What's so special about June 21?

It will allow companies 1 weeks of 2-a-day meetings to decide how to do this and 1 week to run 5 practice attempts? J-Corporate loves their meetings. I can't remember any workday there where I wasn't required in at least 2 management meetings.

In the next 3 weeks, they'll get most of the older people vaccinated (with at least 1 shot) and they will get the supply channels fully debugged, increasing.

With the mRNA shots, the first provided something like 80% effective protection and the 2nd one adds an additional 15%, 95% total. Plus, almost nobody who has gotten a shot needs hospitalization 2 weeks later, even if they get exposed and have symptoms or not. There are deaths, but those appear to be due to other complications. It is just standard practice to run a COVID test on all dead people now. The US has over 100M people vaccinated,

Among 10,262 cases (post-vaccination), 995 were hospitalized and 289 people (29 percent) had asymptomatic COVID-19 infections

So, of 100M vaccinated, about 0.010% are being hospitalized for COVID. That's 99.990% effective protection. Amazing.

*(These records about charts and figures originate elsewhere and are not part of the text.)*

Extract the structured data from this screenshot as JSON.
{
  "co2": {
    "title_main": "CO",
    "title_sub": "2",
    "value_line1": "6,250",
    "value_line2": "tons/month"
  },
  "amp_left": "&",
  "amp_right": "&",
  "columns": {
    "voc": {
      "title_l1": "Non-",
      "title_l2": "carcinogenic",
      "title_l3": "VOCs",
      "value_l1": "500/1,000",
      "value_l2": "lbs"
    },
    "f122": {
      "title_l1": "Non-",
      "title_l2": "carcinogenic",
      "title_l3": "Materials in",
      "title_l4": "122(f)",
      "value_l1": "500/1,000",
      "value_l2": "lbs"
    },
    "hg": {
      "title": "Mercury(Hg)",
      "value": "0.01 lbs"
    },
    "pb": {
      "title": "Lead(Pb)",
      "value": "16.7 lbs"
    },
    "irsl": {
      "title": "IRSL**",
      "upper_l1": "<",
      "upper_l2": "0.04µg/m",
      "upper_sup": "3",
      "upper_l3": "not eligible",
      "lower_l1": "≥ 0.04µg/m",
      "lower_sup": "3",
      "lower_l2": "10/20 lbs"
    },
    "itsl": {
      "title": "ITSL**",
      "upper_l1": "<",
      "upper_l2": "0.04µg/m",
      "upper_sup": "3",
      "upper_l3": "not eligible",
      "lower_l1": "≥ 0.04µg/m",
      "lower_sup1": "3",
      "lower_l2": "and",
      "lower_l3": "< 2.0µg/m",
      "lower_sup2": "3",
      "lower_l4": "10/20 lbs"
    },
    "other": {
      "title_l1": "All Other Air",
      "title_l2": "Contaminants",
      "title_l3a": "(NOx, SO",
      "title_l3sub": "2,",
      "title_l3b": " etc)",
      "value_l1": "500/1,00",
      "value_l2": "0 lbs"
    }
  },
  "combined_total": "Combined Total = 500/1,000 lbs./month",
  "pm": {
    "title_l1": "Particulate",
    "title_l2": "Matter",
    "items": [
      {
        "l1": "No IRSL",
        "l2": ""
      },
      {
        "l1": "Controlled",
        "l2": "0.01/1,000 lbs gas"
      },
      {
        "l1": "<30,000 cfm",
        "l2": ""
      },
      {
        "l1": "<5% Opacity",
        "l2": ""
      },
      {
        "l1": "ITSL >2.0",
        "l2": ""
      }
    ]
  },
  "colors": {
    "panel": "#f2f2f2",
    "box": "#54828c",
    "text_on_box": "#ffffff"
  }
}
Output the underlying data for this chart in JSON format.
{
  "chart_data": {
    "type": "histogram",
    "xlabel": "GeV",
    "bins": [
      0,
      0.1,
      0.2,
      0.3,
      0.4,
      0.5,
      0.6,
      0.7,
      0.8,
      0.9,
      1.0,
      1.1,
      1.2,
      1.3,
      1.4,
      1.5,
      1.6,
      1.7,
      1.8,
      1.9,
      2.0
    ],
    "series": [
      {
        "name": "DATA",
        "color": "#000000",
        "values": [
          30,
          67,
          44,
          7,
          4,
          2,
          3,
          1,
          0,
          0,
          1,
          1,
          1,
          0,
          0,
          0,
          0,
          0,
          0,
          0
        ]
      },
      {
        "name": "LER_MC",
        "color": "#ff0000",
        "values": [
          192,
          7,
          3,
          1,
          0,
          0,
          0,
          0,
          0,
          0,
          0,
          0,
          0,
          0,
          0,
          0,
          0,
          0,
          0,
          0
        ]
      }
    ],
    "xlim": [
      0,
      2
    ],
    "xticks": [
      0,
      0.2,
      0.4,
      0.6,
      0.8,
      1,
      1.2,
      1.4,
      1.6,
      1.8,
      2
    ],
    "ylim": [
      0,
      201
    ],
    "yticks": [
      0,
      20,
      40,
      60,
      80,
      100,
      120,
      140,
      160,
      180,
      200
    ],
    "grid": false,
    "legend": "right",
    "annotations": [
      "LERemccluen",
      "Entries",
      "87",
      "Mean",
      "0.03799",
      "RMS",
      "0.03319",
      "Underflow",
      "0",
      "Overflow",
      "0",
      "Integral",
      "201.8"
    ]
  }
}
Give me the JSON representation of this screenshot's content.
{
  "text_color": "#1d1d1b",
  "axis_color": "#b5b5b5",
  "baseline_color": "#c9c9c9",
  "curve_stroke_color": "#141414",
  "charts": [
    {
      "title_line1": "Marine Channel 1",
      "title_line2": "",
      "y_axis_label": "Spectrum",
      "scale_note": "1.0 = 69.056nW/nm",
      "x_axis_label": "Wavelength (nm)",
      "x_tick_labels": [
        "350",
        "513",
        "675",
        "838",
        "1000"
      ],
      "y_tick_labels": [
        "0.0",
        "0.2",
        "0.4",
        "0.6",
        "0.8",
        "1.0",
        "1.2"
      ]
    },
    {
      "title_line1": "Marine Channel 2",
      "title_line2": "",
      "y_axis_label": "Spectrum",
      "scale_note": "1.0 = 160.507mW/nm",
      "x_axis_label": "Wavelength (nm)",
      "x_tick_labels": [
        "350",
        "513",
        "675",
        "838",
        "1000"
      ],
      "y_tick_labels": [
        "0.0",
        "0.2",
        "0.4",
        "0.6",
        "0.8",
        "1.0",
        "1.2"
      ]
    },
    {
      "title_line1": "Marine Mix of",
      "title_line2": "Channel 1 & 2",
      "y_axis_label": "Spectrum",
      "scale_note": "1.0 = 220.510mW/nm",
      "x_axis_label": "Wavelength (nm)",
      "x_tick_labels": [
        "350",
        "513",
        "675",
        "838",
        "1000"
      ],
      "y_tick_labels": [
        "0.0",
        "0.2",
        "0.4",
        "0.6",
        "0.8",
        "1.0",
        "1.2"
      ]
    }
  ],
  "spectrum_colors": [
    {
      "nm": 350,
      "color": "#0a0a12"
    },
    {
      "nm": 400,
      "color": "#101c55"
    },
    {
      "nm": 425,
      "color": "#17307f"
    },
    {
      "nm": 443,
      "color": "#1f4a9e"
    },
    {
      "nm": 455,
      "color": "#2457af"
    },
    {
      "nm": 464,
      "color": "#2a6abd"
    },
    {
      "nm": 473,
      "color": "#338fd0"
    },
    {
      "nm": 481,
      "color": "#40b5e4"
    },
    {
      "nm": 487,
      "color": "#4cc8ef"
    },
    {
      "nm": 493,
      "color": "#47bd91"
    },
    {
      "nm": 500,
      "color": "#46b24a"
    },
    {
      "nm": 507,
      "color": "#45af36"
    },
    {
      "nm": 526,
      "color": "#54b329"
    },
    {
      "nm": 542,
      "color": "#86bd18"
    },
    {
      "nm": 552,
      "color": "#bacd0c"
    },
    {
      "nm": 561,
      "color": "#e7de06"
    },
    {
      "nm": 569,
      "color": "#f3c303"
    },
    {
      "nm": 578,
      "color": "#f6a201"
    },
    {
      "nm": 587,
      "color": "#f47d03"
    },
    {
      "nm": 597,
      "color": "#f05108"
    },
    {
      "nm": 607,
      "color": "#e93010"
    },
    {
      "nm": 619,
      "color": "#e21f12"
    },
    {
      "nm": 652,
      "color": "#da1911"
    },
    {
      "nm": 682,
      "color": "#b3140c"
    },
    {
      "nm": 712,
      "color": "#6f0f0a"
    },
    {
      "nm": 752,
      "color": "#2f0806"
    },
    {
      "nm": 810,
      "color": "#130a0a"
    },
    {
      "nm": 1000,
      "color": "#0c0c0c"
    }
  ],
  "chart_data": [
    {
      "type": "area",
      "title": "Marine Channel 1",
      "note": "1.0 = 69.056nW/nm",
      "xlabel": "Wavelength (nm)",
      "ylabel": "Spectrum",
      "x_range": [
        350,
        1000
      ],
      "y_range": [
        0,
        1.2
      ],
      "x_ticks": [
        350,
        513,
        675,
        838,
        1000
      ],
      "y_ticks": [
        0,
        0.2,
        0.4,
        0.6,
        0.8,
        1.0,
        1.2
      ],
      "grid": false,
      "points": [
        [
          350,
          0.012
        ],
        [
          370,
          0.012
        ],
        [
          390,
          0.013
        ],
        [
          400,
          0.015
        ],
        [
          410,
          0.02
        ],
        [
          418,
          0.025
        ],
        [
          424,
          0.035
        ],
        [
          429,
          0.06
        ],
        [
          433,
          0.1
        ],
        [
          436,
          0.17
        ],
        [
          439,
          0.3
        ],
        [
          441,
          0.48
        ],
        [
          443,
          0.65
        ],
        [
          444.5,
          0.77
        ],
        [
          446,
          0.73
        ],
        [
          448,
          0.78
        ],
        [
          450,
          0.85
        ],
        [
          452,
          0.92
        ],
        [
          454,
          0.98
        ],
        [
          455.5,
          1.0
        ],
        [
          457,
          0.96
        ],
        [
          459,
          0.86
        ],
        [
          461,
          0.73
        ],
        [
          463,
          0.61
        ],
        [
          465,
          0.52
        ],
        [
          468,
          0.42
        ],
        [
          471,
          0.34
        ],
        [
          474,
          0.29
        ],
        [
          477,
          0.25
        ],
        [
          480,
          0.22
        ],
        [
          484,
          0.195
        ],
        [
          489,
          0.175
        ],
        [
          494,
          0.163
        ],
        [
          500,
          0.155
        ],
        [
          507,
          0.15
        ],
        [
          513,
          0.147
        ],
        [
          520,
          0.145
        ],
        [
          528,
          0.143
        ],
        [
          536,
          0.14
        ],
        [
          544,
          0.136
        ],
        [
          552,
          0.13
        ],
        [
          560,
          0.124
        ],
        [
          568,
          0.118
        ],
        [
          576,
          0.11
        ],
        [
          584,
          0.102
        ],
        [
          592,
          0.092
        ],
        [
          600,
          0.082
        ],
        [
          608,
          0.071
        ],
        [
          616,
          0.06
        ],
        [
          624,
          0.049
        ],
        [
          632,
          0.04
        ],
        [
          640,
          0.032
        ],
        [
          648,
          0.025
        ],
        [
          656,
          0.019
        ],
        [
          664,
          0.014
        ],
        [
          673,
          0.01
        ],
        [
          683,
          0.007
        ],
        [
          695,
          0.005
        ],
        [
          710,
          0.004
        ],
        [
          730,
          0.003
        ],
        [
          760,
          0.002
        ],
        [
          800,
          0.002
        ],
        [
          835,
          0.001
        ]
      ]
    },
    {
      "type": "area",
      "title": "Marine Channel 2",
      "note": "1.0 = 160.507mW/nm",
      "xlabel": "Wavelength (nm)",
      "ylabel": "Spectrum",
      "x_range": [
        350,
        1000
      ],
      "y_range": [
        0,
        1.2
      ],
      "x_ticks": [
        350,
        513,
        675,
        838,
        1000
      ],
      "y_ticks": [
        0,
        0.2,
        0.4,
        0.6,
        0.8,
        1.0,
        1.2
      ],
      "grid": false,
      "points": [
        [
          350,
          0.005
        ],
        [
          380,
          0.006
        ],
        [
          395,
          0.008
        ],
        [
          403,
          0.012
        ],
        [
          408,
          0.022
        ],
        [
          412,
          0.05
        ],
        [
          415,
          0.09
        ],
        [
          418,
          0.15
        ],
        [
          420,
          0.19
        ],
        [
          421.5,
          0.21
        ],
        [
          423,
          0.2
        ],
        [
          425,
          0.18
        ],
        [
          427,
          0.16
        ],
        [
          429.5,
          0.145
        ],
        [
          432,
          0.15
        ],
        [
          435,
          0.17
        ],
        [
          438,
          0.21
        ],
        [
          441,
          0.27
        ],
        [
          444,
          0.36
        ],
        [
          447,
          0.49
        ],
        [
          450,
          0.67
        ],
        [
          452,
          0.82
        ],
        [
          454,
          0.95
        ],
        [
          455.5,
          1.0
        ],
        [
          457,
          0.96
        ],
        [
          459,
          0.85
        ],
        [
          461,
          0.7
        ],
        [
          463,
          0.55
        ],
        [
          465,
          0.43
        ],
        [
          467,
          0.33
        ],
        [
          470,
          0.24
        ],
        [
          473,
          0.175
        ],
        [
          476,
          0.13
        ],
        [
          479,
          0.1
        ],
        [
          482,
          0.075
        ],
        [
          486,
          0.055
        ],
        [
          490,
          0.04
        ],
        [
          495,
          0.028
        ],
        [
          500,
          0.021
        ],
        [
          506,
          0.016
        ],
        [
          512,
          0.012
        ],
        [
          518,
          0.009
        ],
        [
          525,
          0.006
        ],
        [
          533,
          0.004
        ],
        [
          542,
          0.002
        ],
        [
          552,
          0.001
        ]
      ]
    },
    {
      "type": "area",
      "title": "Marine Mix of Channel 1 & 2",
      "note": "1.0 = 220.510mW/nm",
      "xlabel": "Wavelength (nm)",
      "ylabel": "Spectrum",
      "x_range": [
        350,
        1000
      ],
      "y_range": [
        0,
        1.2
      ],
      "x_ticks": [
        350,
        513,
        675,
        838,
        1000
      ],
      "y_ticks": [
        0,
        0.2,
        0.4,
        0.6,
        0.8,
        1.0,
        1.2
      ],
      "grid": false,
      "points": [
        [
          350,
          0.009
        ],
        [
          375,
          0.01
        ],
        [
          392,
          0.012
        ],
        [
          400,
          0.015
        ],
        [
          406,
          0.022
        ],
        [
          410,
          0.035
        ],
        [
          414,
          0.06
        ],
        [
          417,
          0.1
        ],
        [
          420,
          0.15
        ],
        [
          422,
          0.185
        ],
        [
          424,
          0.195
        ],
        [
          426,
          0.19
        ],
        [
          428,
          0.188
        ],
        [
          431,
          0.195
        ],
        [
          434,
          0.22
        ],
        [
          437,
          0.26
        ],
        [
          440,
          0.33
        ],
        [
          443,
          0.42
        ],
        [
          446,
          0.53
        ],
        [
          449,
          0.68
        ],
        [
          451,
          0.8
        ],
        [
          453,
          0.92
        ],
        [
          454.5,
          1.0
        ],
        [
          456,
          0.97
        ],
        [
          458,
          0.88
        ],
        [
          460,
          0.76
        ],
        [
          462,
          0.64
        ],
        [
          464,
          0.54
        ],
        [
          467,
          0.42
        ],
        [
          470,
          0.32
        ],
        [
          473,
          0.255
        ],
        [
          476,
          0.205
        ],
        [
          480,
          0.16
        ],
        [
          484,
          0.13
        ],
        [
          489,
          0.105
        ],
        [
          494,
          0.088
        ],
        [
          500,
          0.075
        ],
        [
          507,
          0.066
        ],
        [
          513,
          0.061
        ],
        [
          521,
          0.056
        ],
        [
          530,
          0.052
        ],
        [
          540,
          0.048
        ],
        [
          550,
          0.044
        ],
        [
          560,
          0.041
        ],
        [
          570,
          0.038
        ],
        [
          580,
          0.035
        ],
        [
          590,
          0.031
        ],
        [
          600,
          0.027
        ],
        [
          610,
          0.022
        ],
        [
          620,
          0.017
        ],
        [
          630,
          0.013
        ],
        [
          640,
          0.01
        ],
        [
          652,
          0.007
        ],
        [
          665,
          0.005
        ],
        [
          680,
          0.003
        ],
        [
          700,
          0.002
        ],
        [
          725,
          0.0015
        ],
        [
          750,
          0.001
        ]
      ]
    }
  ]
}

On 12-17 yr olds, the Moderna vaccine provided 100% effective protection: https://arstechnica.com/science/2021/05/moderna-says-vaccine-highly-effective-in-kids-12-17-seeks-fda-authorization/

https://arstechnica.com/science/2021/05/covid-cases-after-vaccination-are-still-very-rare-variants-arent-changing-that/

Among approximately 101 million vaccinated people in the US as of April 30, the CDC collected reports of 10,262 breakthrough cases from 46 states and territories. That works out to about 0.01% breakthrough cases among the fully vaccinated.

And recent studies are showing that the vaccines are lasting longer than previously believed, at least for the mRNA vaccines. For people who catch COVID and are vaccinated, it seems to be lifetime protection. The studies aren't showing how long protection will last for people who never get the virus, but more studies are supposed to be released soon about that.

2 ( +2 / -0 )

I hope it doesn't turn out to be like some bad SciFi film, where the inoculated population gets told that the vast majority of the recipients will live beyond a year, and that the rest had been selected to die in order to save the greatly overpopulated planet which can no longer support us all.

-2 ( +1 / -3 )

Which workplaces? Pediatric cardiovascular surgery centers? Might be a place to start if you can squeeze 'em in in 2021.

1 ( +1 / -0 )

Japan will start COVID-19 vaccinations at workplaces and universities on June 21 to speed up the pace of the country's sluggish vaccine rollout,

Is it me, or does Japan actually have to have a vaccine rollout in order for it to be called sluggish?

According to Kato, companies and universities will be responsible for securing medical personnel to administer the vaccinations.

I can help Chief Whatever Kato with that--just trawl the Olympic sites and offer slightly higher wages.